My dissertation work centers on people with motor speech disorders. I have had a focus since my first year on people with Parkinson’s disease, and I’ve been really interested in understanding why speech symptoms develop in people with Parkinson’s and how they progress. Another aspect of this grant is looking at functional speech outcomes. We know that people with Parkinson’s have speech changes and this also affects their communication in daily life. And one way that we measure that is through something called functional speech outcomes, which is where we have people listen to speech samples and rate how effective people with Parkinson’s are at getting their message across. We look at speech intelligibility and speech naturalness, and those two perceptual qualities allow us to look at how these speech symptoms might actually affect their communication in their daily lives. If someone’s speech is changing longitudinally in a large way according to our acoustic measure, we don’t know if that’s actually impactful unless we have some measure of how it affects their daily life.

What results do you expect to see?

When we collect the acoustic data, we look at two different types of measures. One is acoustic measures of voice, things like the change in your pitch, the change in the amount of noise, like breathiness. The other is acoustic measures of articulation, things like the amount of time that it takes you to read a certain sentence or how much you’re enunciating a specific consonant. We think, based on our prior work, that the speech intelligibility rated by listeners will be more affected by these articulatory features. So if we see big changes in articulatory features, we think intelligibility is going to be reduced. On the flip side, we think that if we see big reductions in measures of voice, then we’ll see changes in speech naturalness. Other research has suggested that speakers who have the postural instability and gait dominant type—the PIGD phenotype—tend to have potentially greater communication difficulties. So, our hypothesis here is that they’re going to show greater deterioration over time in these acoustic measures that we are collecting.

How might your findings eventually benefit clinicians working with people with Parkinson’s?

Currently, we don’t know which acoustic measures that we could collect in a clinic would be sensitive to people’s speech changing over time. So we really want to try to identify which acoustic measures are the ones we should be using, which ones are sensitive to speaker changes in speech intelligibility and speech naturalness—the speech outcomes that really matter for people’s daily lives. If we have some understanding of how phenotypes and speech might be related, it would inform care. Speech changes haven’t been examined with respect to the phenotype, so this is the first work that will be looking at how specific motor changes might relate to specific speech symptom development. That would then inform speech therapy: clinicians would know that when someone presents with specific motor changes, they’re likely to see a particular speech symptom develop.

What motivates you to do this work: why do you want to help people with Parkinson’s and speech disorders?

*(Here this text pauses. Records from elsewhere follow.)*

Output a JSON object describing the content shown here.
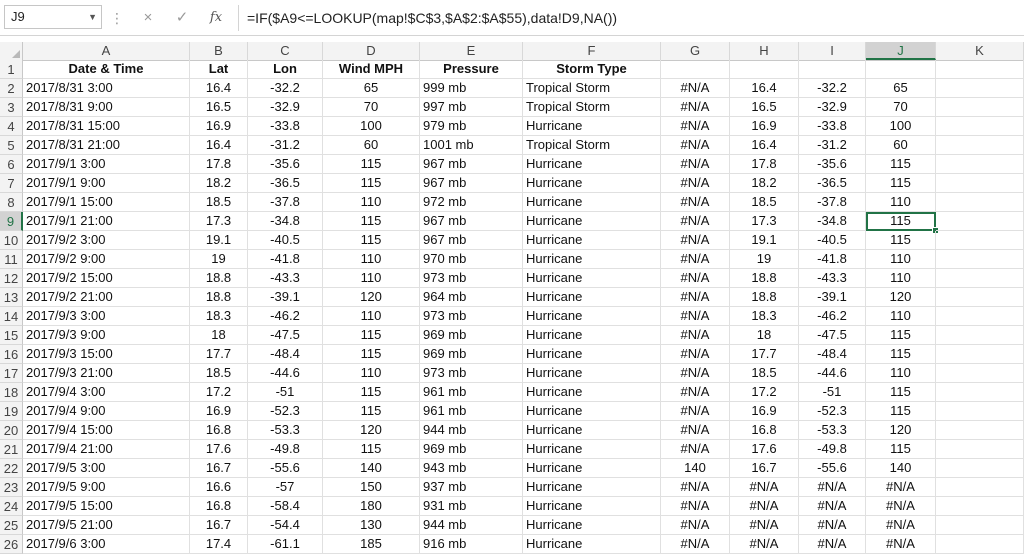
{
  "formula_bar": {
    "name_box": "J9",
    "cancel_icon": "×",
    "enter_icon": "✓",
    "fx_label": "fx",
    "formula": "=IF($A9<=LOOKUP(map!$C$3,$A$2:$A$55),data!D9,NA())"
  },
  "columns": [
    "A",
    "B",
    "C",
    "D",
    "E",
    "F",
    "G",
    "H",
    "I",
    "J",
    "K"
  ],
  "selected_cell": {
    "col": "J",
    "row": "9"
  },
  "rows": [
    {
      "n": "1",
      "cells": [
        "Date & Time",
        "Lat",
        "Lon",
        "Wind MPH",
        "Pressure",
        "Storm Type",
        "",
        "",
        "",
        "",
        ""
      ]
    },
    {
      "n": "2",
      "cells": [
        "2017/8/31 3:00",
        "16.4",
        "-32.2",
        "65",
        "999 mb",
        "Tropical Storm",
        "#N/A",
        "16.4",
        "-32.2",
        "65",
        ""
      ]
    },
    {
      "n": "3",
      "cells": [
        "2017/8/31 9:00",
        "16.5",
        "-32.9",
        "70",
        "997 mb",
        "Tropical Storm",
        "#N/A",
        "16.5",
        "-32.9",
        "70",
        ""
      ]
    },
    {
      "n": "4",
      "cells": [
        "2017/8/31 15:00",
        "16.9",
        "-33.8",
        "100",
        "979 mb",
        "Hurricane",
        "#N/A",
        "16.9",
        "-33.8",
        "100",
        ""
      ]
    },
    {
      "n": "5",
      "cells": [
        "2017/8/31 21:00",
        "16.4",
        "-31.2",
        "60",
        "1001 mb",
        "Tropical Storm",
        "#N/A",
        "16.4",
        "-31.2",
        "60",
        ""
      ]
    },
    {
      "n": "6",
      "cells": [
        "2017/9/1 3:00",
        "17.8",
        "-35.6",
        "115",
        "967 mb",
        "Hurricane",
        "#N/A",
        "17.8",
        "-35.6",
        "115",
        ""
      ]
    },
    {
      "n": "7",
      "cells": [
        "2017/9/1 9:00",
        "18.2",
        "-36.5",
        "115",
        "967 mb",
        "Hurricane",
        "#N/A",
        "18.2",
        "-36.5",
        "115",
        ""
      ]
    },
    {
      "n": "8",
      "cells": [
        "2017/9/1 15:00",
        "18.5",
        "-37.8",
        "110",
        "972 mb",
        "Hurricane",
        "#N/A",
        "18.5",
        "-37.8",
        "110",
        ""
      ]
    },
    {
      "n": "9",
      "cells": [
        "2017/9/1 21:00",
        "17.3",
        "-34.8",
        "115",
        "967 mb",
        "Hurricane",
        "#N/A",
        "17.3",
        "-34.8",
        "115",
        ""
      ]
    },
    {
      "n": "10",
      "cells": [
        "2017/9/2 3:00",
        "19.1",
        "-40.5",
        "115",
        "967 mb",
        "Hurricane",
        "#N/A",
        "19.1",
        "-40.5",
        "115",
        ""
      ]
    },
    {
      "n": "11",
      "cells": [
        "2017/9/2 9:00",
        "19",
        "-41.8",
        "110",
        "970 mb",
        "Hurricane",
        "#N/A",
        "19",
        "-41.8",
        "110",
        ""
      ]
    },
    {
      "n": "12",
      "cells": [
        "2017/9/2 15:00",
        "18.8",
        "-43.3",
        "110",
        "973 mb",
        "Hurricane",
        "#N/A",
        "18.8",
        "-43.3",
        "110",
        ""
      ]
    },
    {
      "n": "13",
      "cells": [
        "2017/9/2 21:00",
        "18.8",
        "-39.1",
        "120",
        "964 mb",
        "Hurricane",
        "#N/A",
        "18.8",
        "-39.1",
        "120",
        ""
      ]
    },
    {
      "n": "14",
      "cells": [
        "2017/9/3 3:00",
        "18.3",
        "-46.2",
        "110",
        "973 mb",
        "Hurricane",
        "#N/A",
        "18.3",
        "-46.2",
        "110",
        ""
      ]
    },
    {
      "n": "15",
      "cells": [
        "2017/9/3 9:00",
        "18",
        "-47.5",
        "115",
        "969 mb",
        "Hurricane",
        "#N/A",
        "18",
        "-47.5",
        "115",
        ""
      ]
    },
    {
      "n": "16",
      "cells": [
        "2017/9/3 15:00",
        "17.7",
        "-48.4",
        "115",
        "969 mb",
        "Hurricane",
        "#N/A",
        "17.7",
        "-48.4",
        "115",
        ""
      ]
    },
    {
      "n": "17",
      "cells": [
        "2017/9/3 21:00",
        "18.5",
        "-44.6",
        "110",
        "973 mb",
        "Hurricane",
        "#N/A",
        "18.5",
        "-44.6",
        "110",
        ""
      ]
    },
    {
      "n": "18",
      "cells": [
        "2017/9/4 3:00",
        "17.2",
        "-51",
        "115",
        "961 mb",
        "Hurricane",
        "#N/A",
        "17.2",
        "-51",
        "115",
        ""
      ]
    },
    {
      "n": "19",
      "cells": [
        "2017/9/4 9:00",
        "16.9",
        "-52.3",
        "115",
        "961 mb",
        "Hurricane",
        "#N/A",
        "16.9",
        "-52.3",
        "115",
        ""
      ]
    },
    {
      "n": "20",
      "cells": [
        "2017/9/4 15:00",
        "16.8",
        "-53.3",
        "120",
        "944 mb",
        "Hurricane",
        "#N/A",
        "16.8",
        "-53.3",
        "120",
        ""
      ]
    },
    {
      "n": "21",
      "cells": [
        "2017/9/4 21:00",
        "17.6",
        "-49.8",
        "115",
        "969 mb",
        "Hurricane",
        "#N/A",
        "17.6",
        "-49.8",
        "115",
        ""
      ]
    },
    {
      "n": "22",
      "cells": [
        "2017/9/5 3:00",
        "16.7",
        "-55.6",
        "140",
        "943 mb",
        "Hurricane",
        "140",
        "16.7",
        "-55.6",
        "140",
        ""
      ]
    },
    {
      "n": "23",
      "cells": [
        "2017/9/5 9:00",
        "16.6",
        "-57",
        "150",
        "937 mb",
        "Hurricane",
        "#N/A",
        "#N/A",
        "#N/A",
        "#N/A",
        ""
      ]
    },
    {
      "n": "24",
      "cells": [
        "2017/9/5 15:00",
        "16.8",
        "-58.4",
        "180",
        "931 mb",
        "Hurricane",
        "#N/A",
        "#N/A",
        "#N/A",
        "#N/A",
        ""
      ]
    },
    {
      "n": "25",
      "cells": [
        "2017/9/5 21:00",
        "16.7",
        "-54.4",
        "130",
        "944 mb",
        "Hurricane",
        "#N/A",
        "#N/A",
        "#N/A",
        "#N/A",
        ""
      ]
    },
    {
      "n": "26",
      "cells": [
        "2017/9/6 3:00",
        "17.4",
        "-61.1",
        "185",
        "916 mb",
        "Hurricane",
        "#N/A",
        "#N/A",
        "#N/A",
        "#N/A",
        ""
      ]
    }
  ]
}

Parkinson’s is the second most common neurodegenerative disease in the world, after Alzheimer’s. Yet despite how common it is, we still know so little about how Parkinson’s is presenting in people and specifically how their speech symptoms are changing. We know how speech changes, but we don’t know why. And that really is like the crux of my whole dissertation and my interest in general: what is driving changes in speech symptoms? My other research, unrelated to this project, is looking at the relationships between how people with Parkinson’s perceive their speech and their speech changes: is a change in the way they perceive themselves driving a change in their speech symptoms? I really want to make sure that the research I’m doing is translational, that it can have a clinical use for people with motor speech disorders.